I have to use algorithm copy.
Solution : pt-online-schema-change by percona toolkit
I approached the go-to-guy in our tech department, and with Flash like speed he suggested me to use pt-online-schema-change to mitigate the above mentioned problem.
So what exactly does this tool do? I went through the documentation (https://www.percona.com/doc/percona-toolkit/LATEST/pt-online-schema-change.html) and came to know that it will solve my problem.
The documentation has the solution to our problem.
pt-online-schema-change alters a table’s structure without blocking reads or writes. pt-online-schema-change emulates the way that MySQL alters tables internally, but it works on a copy of the table you wish to alter. This means that the original table is not locked, and clients may continue to read and change data in it. pt-online-schema-change works by creating an empty copy of the table to alter, modifying it as desired, and then copying rows from the original table into the new table. When the copy is complete, it moves away the original table and replaces it with the new one. By default, it also drops the original table.
Any modifications to data in the original tables during the copy will be reflected in the new table, because the tool creates triggers on the original table to update the corresponding rows in the new table. The use of triggers means that the tool will not work if any triggers are already defined on the table.
So, in short, here is what pt-online-schema-change does
Creates a new temporary table with updated schema.
Copies data from old table to the newly created table in chunks.
Doesn’t put locks on read.
Doesn’t put locks on writes.
Creates triggers that will copy the newly added data in old table to the new one.
Perform an atomic RENAME operation on the new table.
Drops the old table.
Issue seems to resolve, ran the following two commands on the server for migration -
sudo apt-get install percona-toolkit pt-online-schema-change --alter "Add column <new_column> varchar(60) NOT NULL default <default_value>" --user=root D=<database_name>,t=<table_name> --execute
And… *drum roll*
of course it didn’t work the first time. Figured that we ran out of memory as pt-online-schema-change require more memory to run. So the first attempt was a failure.

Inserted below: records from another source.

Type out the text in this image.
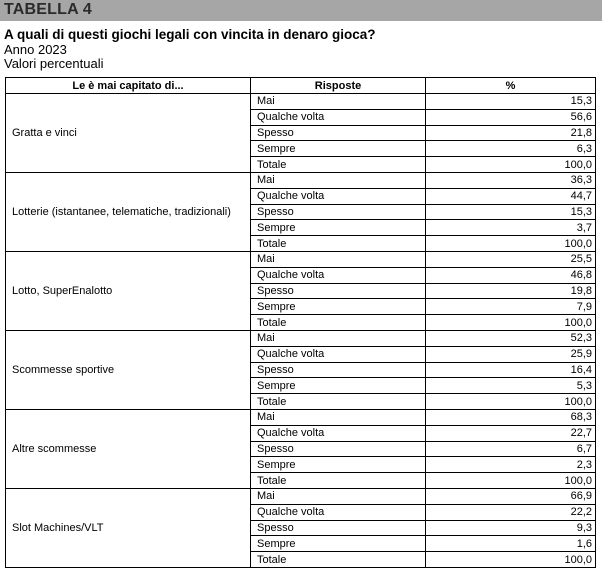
TABELLA 4
A quali di questi giochi legali con vincita in denaro gioca?
Anno 2023
Valori percentuali
Le è mai capitato di...	Risposte	%
Gratta e vinci	Mai	15,3
	Qualche volta	56,6
	Spesso	21,8
	Sempre	6,3
	Totale	100,0
Lotterie (istantanee, telematiche, tradizionali)	Mai	36,3
	Qualche volta	44,7
	Spesso	15,3
	Sempre	3,7
	Totale	100,0
Lotto, SuperEnalotto	Mai	25,5
	Qualche volta	46,8
	Spesso	19,8
	Sempre	7,9
	Totale	100,0
Scommesse sportive	Mai	52,3
	Qualche volta	25,9
	Spesso	16,4
	Sempre	5,3
	Totale	100,0
Altre scommesse	Mai	68,3
	Qualche volta	22,7
	Spesso	6,7
	Sempre	2,3
	Totale	100,0
Slot Machines/VLT	Mai	66,9
	Qualche volta	22,2
	Spesso	9,3
	Sempre	1,6
	Totale	100,0
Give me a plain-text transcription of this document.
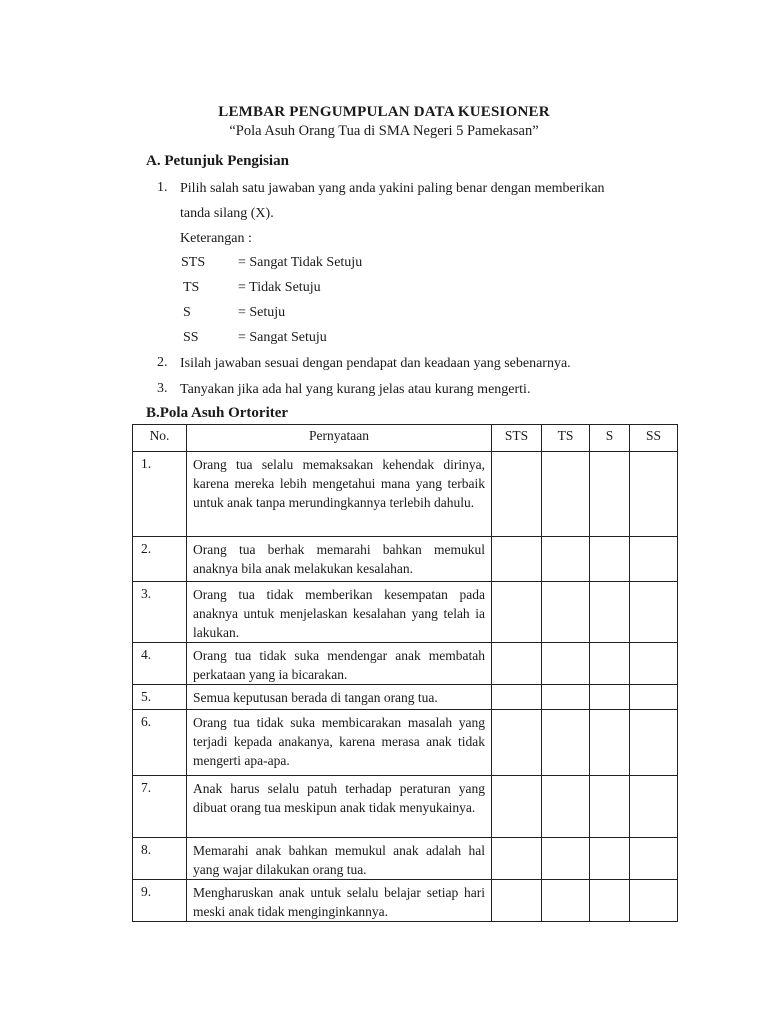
LEMBAR PENGUMPULAN DATA KUESIONER
“Pola Asuh Orang Tua di SMA Negeri 5 Pamekasan”
A. Petunjuk Pengisian
1. Pilih salah satu jawaban yang anda yakini paling benar dengan memberikan
tanda silang (X).
Keterangan :
STS = Sangat Tidak Setuju
TS	= Tidak Setuju
S	= Setuju
SS	= Sangat Setuju
2. Isilah jawaban sesuai dengan pendapat dan keadaan yang sebenarnya.
3. Tanyakan jika ada hal yang kurang jelas atau kurang mengerti.
B.Pola Asuh Ortoriter
No.	Pernyataan	STS	TS	S	SS
1.	Orang tua selalu memaksakan kehendak dirinya, karena mereka lebih mengetahui mana yang terbaik untuk anak tanpa merundingkannya terlebih dahulu.				
2.	Orang tua berhak memarahi bahkan memukul anaknya bila anak melakukan kesalahan.				
3.	Orang tua tidak memberikan kesempatan pada anaknya untuk menjelaskan kesalahan yang telah ia lakukan.				
4.	Orang tua tidak suka mendengar anak membatah perkataan yang ia bicarakan.				
5.	Semua keputusan berada di tangan orang tua.				
6.	Orang tua tidak suka membicarakan masalah yang terjadi kepada anakanya, karena merasa anak tidak mengerti apa-apa.				
7.	Anak harus selalu patuh terhadap peraturan yang dibuat orang tua meskipun anak tidak menyukainya.				
8.	Memarahi anak bahkan memukul anak adalah hal yang wajar dilakukan orang tua.				
9.	Mengharuskan anak untuk selalu belajar setiap hari meski anak tidak menginginkannya.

We increased the memory and tried again, so a second attempt, *** drum roll again ***
Bingo it worked! But just to give you a heads-up, we started the operation at around 11:30 PM, and by the time it got completed it was already 5:45 AM! It took around 6 whopping hours to run the migration for 22 Million rows, but the best part for this operation -there was no downtime at all. Phew!!! Things done, day saved, another all-nighter, something new learnt!